1) the clearnet ecosystem of nodes federating with each other

requirement per clearnet node : -1 public ip -port 8448 forwarded, -a clearnet domain

"allow-onion-peers":false
"allow-clearnet-peers":true

2) the clearnet w/ optional onion ecosystem:

requirement per clearnet node: -1 public ip -port 8448 forwarded, -a clearnet domain -and the opt-in setting to allow onion federation, with the mentionned SOCKS Proxy port 127.0.0.1:9050

"socks-proxy":"127.0.0.1:9050"
"access-clearnet-peers-through-socks-proxy":false
"allow-onion-peers":true
"allow-clearnet-peers":true

requirement per onion node : -1 server (can be self-hosted), no need for any port forward nor any public IP -needs tor service running locally, -a .onion domain that can access the local port 8448 -the setting saying they want to access clearnet nodes through the local socksproxy 127.0.0.1:9050

"socks-proxy":"127.0.0.1:9050"
"access-clearnet-peers-through-socks-proxy":true
"allow-onion-peers":true
"allow-clearnet-peers":true

and to federate to the clearnet, it would require a clearnet node to also have access to a tor socks proxy, and to have enabled the setting that they allow federation from onion nodes (opt-in due to the abuse potential of course)
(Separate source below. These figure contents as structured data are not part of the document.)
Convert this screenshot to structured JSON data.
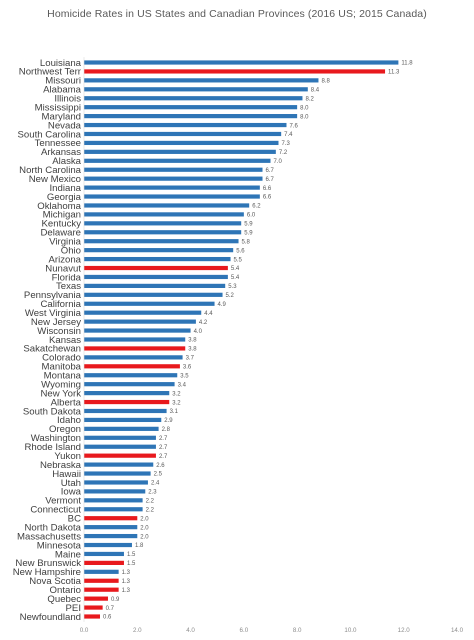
{
  "chart_data": {
    "type": "bar",
    "orientation": "horizontal",
    "title": "Homicide Rates in US States and Canadian Provinces (2016 US; 2015 Canada)",
    "xlabel": "",
    "ylabel": "",
    "xlim": [
      0,
      14
    ],
    "x_ticks": [
      "0.0",
      "2.0",
      "4.0",
      "6.0",
      "8.0",
      "10.0",
      "12.0",
      "14.0"
    ],
    "grid": false,
    "legend": "none",
    "colors": {
      "us": "#2e75b6",
      "canada": "#e8191d"
    },
    "bars": [
      {
        "label": "Louisiana",
        "value": 11.8,
        "value_label": "11.8",
        "group": "us"
      },
      {
        "label": "Northwest Terr",
        "value": 11.3,
        "value_label": "11.3",
        "group": "canada"
      },
      {
        "label": "Missouri",
        "value": 8.8,
        "value_label": "8.8",
        "group": "us"
      },
      {
        "label": "Alabama",
        "value": 8.4,
        "value_label": "8.4",
        "group": "us"
      },
      {
        "label": "Illinois",
        "value": 8.2,
        "value_label": "8.2",
        "group": "us"
      },
      {
        "label": "Mississippi",
        "value": 8.0,
        "value_label": "8.0",
        "group": "us"
      },
      {
        "label": "Maryland",
        "value": 8.0,
        "value_label": "8.0",
        "group": "us"
      },
      {
        "label": "Nevada",
        "value": 7.6,
        "value_label": "7.6",
        "group": "us"
      },
      {
        "label": "South Carolina",
        "value": 7.4,
        "value_label": "7.4",
        "group": "us"
      },
      {
        "label": "Tennessee",
        "value": 7.3,
        "value_label": "7.3",
        "group": "us"
      },
      {
        "label": "Arkansas",
        "value": 7.2,
        "value_label": "7.2",
        "group": "us"
      },
      {
        "label": "Alaska",
        "value": 7.0,
        "value_label": "7.0",
        "group": "us"
      },
      {
        "label": "North Carolina",
        "value": 6.7,
        "value_label": "6.7",
        "group": "us"
      },
      {
        "label": "New Mexico",
        "value": 6.7,
        "value_label": "6.7",
        "group": "us"
      },
      {
        "label": "Indiana",
        "value": 6.6,
        "value_label": "6.6",
        "group": "us"
      },
      {
        "label": "Georgia",
        "value": 6.6,
        "value_label": "6.6",
        "group": "us"
      },
      {
        "label": "Oklahoma",
        "value": 6.2,
        "value_label": "6.2",
        "group": "us"
      },
      {
        "label": "Michigan",
        "value": 6.0,
        "value_label": "6.0",
        "group": "us"
      },
      {
        "label": "Kentucky",
        "value": 5.9,
        "value_label": "5.9",
        "group": "us"
      },
      {
        "label": "Delaware",
        "value": 5.9,
        "value_label": "5.9",
        "group": "us"
      },
      {
        "label": "Virginia",
        "value": 5.8,
        "value_label": "5.8",
        "group": "us"
      },
      {
        "label": "Ohio",
        "value": 5.6,
        "value_label": "5.6",
        "group": "us"
      },
      {
        "label": "Arizona",
        "value": 5.5,
        "value_label": "5.5",
        "group": "us"
      },
      {
        "label": "Nunavut",
        "value": 5.4,
        "value_label": "5.4",
        "group": "canada"
      },
      {
        "label": "Florida",
        "value": 5.4,
        "value_label": "5.4",
        "group": "us"
      },
      {
        "label": "Texas",
        "value": 5.3,
        "value_label": "5.3",
        "group": "us"
      },
      {
        "label": "Pennsylvania",
        "value": 5.2,
        "value_label": "5.2",
        "group": "us"
      },
      {
        "label": "California",
        "value": 4.9,
        "value_label": "4.9",
        "group": "us"
      },
      {
        "label": "West Virginia",
        "value": 4.4,
        "value_label": "4.4",
        "group": "us"
      },
      {
        "label": "New Jersey",
        "value": 4.2,
        "value_label": "4.2",
        "group": "us"
      },
      {
        "label": "Wisconsin",
        "value": 4.0,
        "value_label": "4.0",
        "group": "us"
      },
      {
        "label": "Kansas",
        "value": 3.8,
        "value_label": "3.8",
        "group": "us"
      },
      {
        "label": "Sakatchewan",
        "value": 3.8,
        "value_label": "3.8",
        "group": "canada"
      },
      {
        "label": "Colorado",
        "value": 3.7,
        "value_label": "3.7",
        "group": "us"
      },
      {
        "label": "Manitoba",
        "value": 3.6,
        "value_label": "3.6",
        "group": "canada"
      },
      {
        "label": "Montana",
        "value": 3.5,
        "value_label": "3.5",
        "group": "us"
      },
      {
        "label": "Wyoming",
        "value": 3.4,
        "value_label": "3.4",
        "group": "us"
      },
      {
        "label": "New York",
        "value": 3.2,
        "value_label": "3.2",
        "group": "us"
      },
      {
        "label": "Alberta",
        "value": 3.2,
        "value_label": "3.2",
        "group": "canada"
      },
      {
        "label": "South Dakota",
        "value": 3.1,
        "value_label": "3.1",
        "group": "us"
      },
      {
        "label": "Idaho",
        "value": 2.9,
        "value_label": "2.9",
        "group": "us"
      },
      {
        "label": "Oregon",
        "value": 2.8,
        "value_label": "2.8",
        "group": "us"
      },
      {
        "label": "Washington",
        "value": 2.7,
        "value_label": "2.7",
        "group": "us"
      },
      {
        "label": "Rhode Island",
        "value": 2.7,
        "value_label": "2.7",
        "group": "us"
      },
      {
        "label": "Yukon",
        "value": 2.7,
        "value_label": "2.7",
        "group": "canada"
      },
      {
        "label": "Nebraska",
        "value": 2.6,
        "value_label": "2.6",
        "group": "us"
      },
      {
        "label": "Hawaii",
        "value": 2.5,
        "value_label": "2.5",
        "group": "us"
      },
      {
        "label": "Utah",
        "value": 2.4,
        "value_label": "2.4",
        "group": "us"
      },
      {
        "label": "Iowa",
        "value": 2.3,
        "value_label": "2.3",
        "group": "us"
      },
      {
        "label": "Vermont",
        "value": 2.2,
        "value_label": "2.2",
        "group": "us"
      },
      {
        "label": "Connecticut",
        "value": 2.2,
        "value_label": "2.2",
        "group": "us"
      },
      {
        "label": "BC",
        "value": 2.0,
        "value_label": "2.0",
        "group": "canada"
      },
      {
        "label": "North Dakota",
        "value": 2.0,
        "value_label": "2.0",
        "group": "us"
      },
      {
        "label": "Massachusetts",
        "value": 2.0,
        "value_label": "2.0",
        "group": "us"
      },
      {
        "label": "Minnesota",
        "value": 1.8,
        "value_label": "1.8",
        "group": "us"
      },
      {
        "label": "Maine",
        "value": 1.5,
        "value_label": "1.5",
        "group": "us"
      },
      {
        "label": "New Brunswick",
        "value": 1.5,
        "value_label": "1.5",
        "group": "canada"
      },
      {
        "label": "New Hampshire",
        "value": 1.3,
        "value_label": "1.3",
        "group": "us"
      },
      {
        "label": "Nova Scotia",
        "value": 1.3,
        "value_label": "1.3",
        "group": "canada"
      },
      {
        "label": "Ontario",
        "value": 1.3,
        "value_label": "1.3",
        "group": "canada"
      },
      {
        "label": "Quebec",
        "value": 0.9,
        "value_label": "0.9",
        "group": "canada"
      },
      {
        "label": "PEI",
        "value": 0.7,
        "value_label": "0.7",
        "group": "canada"
      },
      {
        "label": "Newfoundland",
        "value": 0.6,
        "value_label": "0.6",
        "group": "canada"
      }
    ]
  }
}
3) purely onion ecosystem (no clearnet at all)

requirement per onion node : -1 server (can be self-hosted), no need for any port forward nor any public IP -needs tor service running locally, -a .onion domain that can access the local port 8448

"socks-proxy":"127.0.0.1:9050"
"allow-onion-peers":true
"allow-clearnet-peers":false

and the nodes would federate with each other, no clearnet needed at all, just matrix servers with tor connectivity.

Louis2747 commented 3 weeks ago

Also consider GNUnet longterm, and I don't think the userbase matters all that much, people will use what is available.